As a compulsive journal keeper, I frequently collect random bits of news, information, articles, and events (even memories) that find their way into my writing. Last week I uncovered a page of quotes I collected in the ‘60s or early ‘70s.

The four-page collection of 23 quotations reignited my reflections on themes and ideas I hadn’t journaled about; though; I may have dropped a line in here and there. Almost half of these are lifted from Garrison Keillor’s daily delivery of The Writer’s Almanac. But I’ll not resurrect those; If you want to see them, visit Lake Wobegon.

Here I list for your bemused browsing, several that jumped from the page for me as I read them standing in my home “office.”

1) Cited in an e-mail signature line from a former teacher colleague was this inspiring alert directed at educators and attributed to the Irish poet of the 1920s and ‘30s, William Butler Yeats:
Education is not the filling of a pail but the lighting of a fire.

2) Daniel Russell is a senior research scientist at Google whose posts and lectures educated me in the strategy of web searching and information scavenging.

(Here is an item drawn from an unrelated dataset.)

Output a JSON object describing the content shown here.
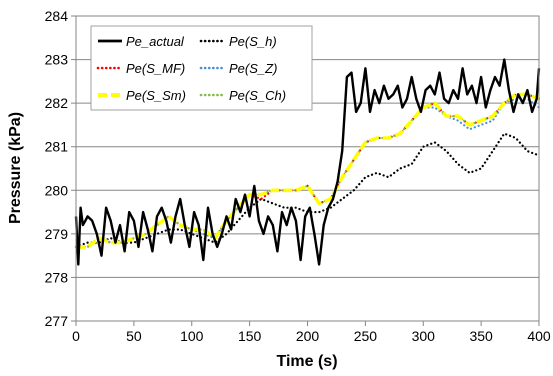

In a lecture at the U. of California in San Francisco, Russell gave us this four-word nugget of advice:
Synonymization is your friend.

3) I used to do freelance editing for the National Governors Association in Washington, and it was there I came across a speech by professor Steve Blank, a Silicon Valley writer and entrepreneur, in which he said:
There’s no possible way that you could write down in a document, sitting in your office or your library or with consultants, what the real world looks like. The real world is chaos.

4) Paul Brians, the author of *Common Errors in English Usage,* gave us this challenge to ponder:
—Events may progress in time, but time itself does not progress—it just passes.

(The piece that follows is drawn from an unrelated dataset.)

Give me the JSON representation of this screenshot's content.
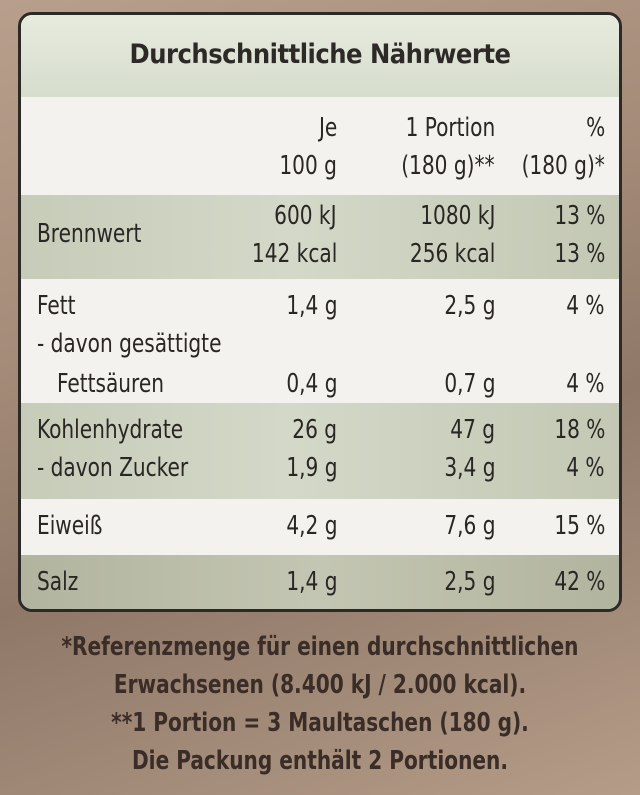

5) Here’s a touch of Latin, found on the shield of the Canadian Province of Newfoundland and Labrador (where both my parents were born and raised) :
 —Quaerite Prime Regnum Dei (Seek first the Kingdom of God).

6) In his 1968 text, A Dynamic Psychology of Religion, the late Paul W. Pruyser, a Menninger Clinic psychologist, wrote:
—There is no focus without fuzzy edges.

7) The 18th-Century Christian writer and apologist G. K. Chesterton left us this habit of conversational prayer:
—You say grace before meals. All right. But I say grace before the concert and the opera, and grace before the play and pantomime, and grace before I open a book, and grace before sketching, painting, swimming, fencing, boxing, walking, playing, dancing and grace before I dip the pen in the ink.

8) James C. Schapp is a retired writing professor at Dordt College in Iowa, a hotbed of Calvinist (Kuyperian) Dutch Reformed theology, and a faithful, frequently funny blogger at “Stuff in the Basement” (siouxlander.blogspot.com).
Schapp also is a rare Calvinist who attends to the words of “the little bride of Christ” in his book Reading Mother Teresa.
—We cannot do great things on this Earth, only small things with great love.
—cited by Schapp in “Stuff in the Basement” in 2013.

9) Novelist and short story writer Anne Beattie penned this stunning observation:
 —What we hear by accident often has more credibility than what is said to us directly.
—-cited on the city guides website Matador Network

10) Finally, I offer a quote that I’ve frequently repeated by often mixing up details but retaining the punch line, as it were. In 2003, the evangelical magazine Christianity Today published a profile on Tony Campolo, a sociology professor and evangelist at Eastern University in St. Davids, PA. There can be little doubt it was the first time the magazine ever quoted a taboo four-letter word. Campolo told his audience:
—I have three things I’d like to say today. First, while you were sleeping last night, 30,000 kids died of starvation or diseases related to malnutrition. Second, most of you don’t give a shit. What’s worse is that you’re more upset with the fact that I said shit than the fact that 30,000 kids died last night.